Illusion, car ces drames, ces guerres, ces détresse qui nous sont servis en spectacle ne sont vécus qu'avec de la distance, et par l'intermédiaire d'un rapporteur -les médias- qui ne nous montre finalement que ce qu'il veut, quand il le veut. Nos prises de position relatives à l'actualité, sont par conséquent influencées par les informations forcément tronquées que l'on nous fournit. Le peuple irakien, pour citer l'exemple dont se sert l'auteur, ne reste pour les téléspectateurs occidentaux qu'un concept, on ne peut pas prétendre le connaître vraiment. Le monde vu par le biais du canal cathodique le sera toujours de manière réductrice.
Ceci dit, Henry Perowne est également conscient que si les médias semblent se complaire dans une sorte de catastrophisme, c'est pour répondre aux attentes d'un public qui réclame du spectaculaire. En ce début de siècle, où des millions de téléspectateurs se sont vus abreuvés des images en boucle des tours jumelles en proie aux flammes, l'homme semble être atteint d'une nouvelle obsession : celle de s'attendre au pire, mais aussi, en quelque sorte, de le vouloir. Le pire prenant, bien sûr, l'apparence du terrorisme.
On espère que ce pire n'arrivera pas, mais s'il arrive, on veut le voir, sous tous les angles, jusquà la nausée, dans l'illusion, toujours, d'y participer et de "communier avec (nos) semblables dans une anxiété généralisée".
Notre neurochirurgien en vient finalement à s'interroger sur le sens du progrès, sur ce que l'homme a fait des prouesses technologiques dont il s'est avéré capable. Parallèllement à tous les bienfaits -médicaux, sanitaires- prodigués par ce progrès, il se rend compte qu'il a donné lieu à une nouvelle forme d'aliénation insidieuse.
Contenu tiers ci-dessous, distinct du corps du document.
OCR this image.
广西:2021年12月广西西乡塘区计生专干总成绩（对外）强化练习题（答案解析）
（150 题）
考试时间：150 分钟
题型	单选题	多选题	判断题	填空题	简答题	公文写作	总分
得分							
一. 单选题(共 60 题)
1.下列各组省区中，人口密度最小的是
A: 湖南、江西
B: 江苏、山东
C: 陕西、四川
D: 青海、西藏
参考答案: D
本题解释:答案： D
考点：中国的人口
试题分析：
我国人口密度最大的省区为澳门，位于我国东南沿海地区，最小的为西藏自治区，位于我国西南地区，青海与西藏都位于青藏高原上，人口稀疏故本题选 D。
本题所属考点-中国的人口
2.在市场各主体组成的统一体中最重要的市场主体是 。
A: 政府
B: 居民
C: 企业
On a le sentiment d'avoir un accès plus large à la connaissance, mais en même temps nous manquons d'éléments d'analyse objectifs, et surtout nous ne prenons pas le temps d'acquérir ces éléments.
Ian McEwan nous ramène à nos propres limites et à nos propres contradictions : les nouveaux réseaux de communication et d'information nous donnent l'impression de participer à la marche du monde, de pouvoir donner notre avis sur tout, de nous indigner avec facilité, mais où s'arrêtent la sincérité et la profondeur de ces engagements et de ces principes énoncés depuis notre confortable quotidien ? Jouerions-nous à avoir peur et à tout dramatiser, pour nous dédouaner d'être des nantis ? Et si c'est bien le cas, qui voulons-nous réellement tromper ?
Voilà sans doute pourquoi, sans en avoir l'air, l'auteur parvient à nous atteindre.